Interstitial lung diseases associated with mutations of poly(A)-specific ribonuclease: a multicentric retrospective cohort study

Poly(A)-specific ribonuclease (PARN) mutations have been associated with familial pulmonary fibrosis. However, the phenotype of patients with interstitial lung disease (ILD) and PARN mutations is poorly described. We performed a retrospective, observational, non-interventional study. All the patients with an ILD diagnosis and a pathogenic heterozygous PARN mutation, followed in one of the OrphaLung center, were included. We included 30 patients (24 patients from 11 kindreds and 6 sporadic patients with early onset of ILD or extra-pulmonary phenotype). The median age at diagnosis of ILD was 59 years (range 54 - 64). Twenty-three patients (77 %) had a smoking history and/or a fibrogenic exposure. The pulmonary phenotypes were heterogenous but the most frequent diagnosis was idiopathic pulmonary fibrosis (IPF; n=15, 50%). Hematological abnormalities were identified in 3 patients and liver disease in 2 patients. Twenty-one patients received a specific treatment for ILD: steroids (n=13), antifibrotic (n= 11), immunosuppressants (n=5) and N-acetyl cysteine (n=2).
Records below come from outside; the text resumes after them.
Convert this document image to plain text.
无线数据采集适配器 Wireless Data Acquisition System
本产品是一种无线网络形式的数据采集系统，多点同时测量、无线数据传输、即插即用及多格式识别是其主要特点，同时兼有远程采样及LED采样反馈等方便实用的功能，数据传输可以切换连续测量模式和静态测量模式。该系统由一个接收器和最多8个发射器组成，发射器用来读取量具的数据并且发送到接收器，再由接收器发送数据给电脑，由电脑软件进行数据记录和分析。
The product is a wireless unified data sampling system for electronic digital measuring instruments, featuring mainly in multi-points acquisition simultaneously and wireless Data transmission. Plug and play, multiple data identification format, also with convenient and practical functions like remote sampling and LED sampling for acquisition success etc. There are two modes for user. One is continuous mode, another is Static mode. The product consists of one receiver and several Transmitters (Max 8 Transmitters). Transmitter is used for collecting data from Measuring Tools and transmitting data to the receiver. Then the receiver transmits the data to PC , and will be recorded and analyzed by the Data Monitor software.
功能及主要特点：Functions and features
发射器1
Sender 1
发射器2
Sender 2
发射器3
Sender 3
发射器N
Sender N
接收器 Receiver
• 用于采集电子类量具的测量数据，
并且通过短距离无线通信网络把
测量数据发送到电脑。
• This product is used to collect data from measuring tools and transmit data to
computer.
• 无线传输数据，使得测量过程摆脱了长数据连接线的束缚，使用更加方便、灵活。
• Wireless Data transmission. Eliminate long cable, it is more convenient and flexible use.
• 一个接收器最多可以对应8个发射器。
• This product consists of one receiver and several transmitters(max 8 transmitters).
The median decline of FVC for the whole population was 292 ml/year (range 146 - 657). After a median follow-up of 2.8 years 8 patients had died and 6 had undergone lung transplantation. The median transplantation-free survival was 4.5 years. PARN mutation carriers were older, and extra-pulmonary manifestations were less frequent as compared to TERT or TERC mutation carriers. PARN mutations are most frequently associated with IPF, but other ILD may be observed. Such phenotypic heterogeneity requires a thorough evaluation of PARN-associated ILD patients in order to define tailored therapeutic strategies.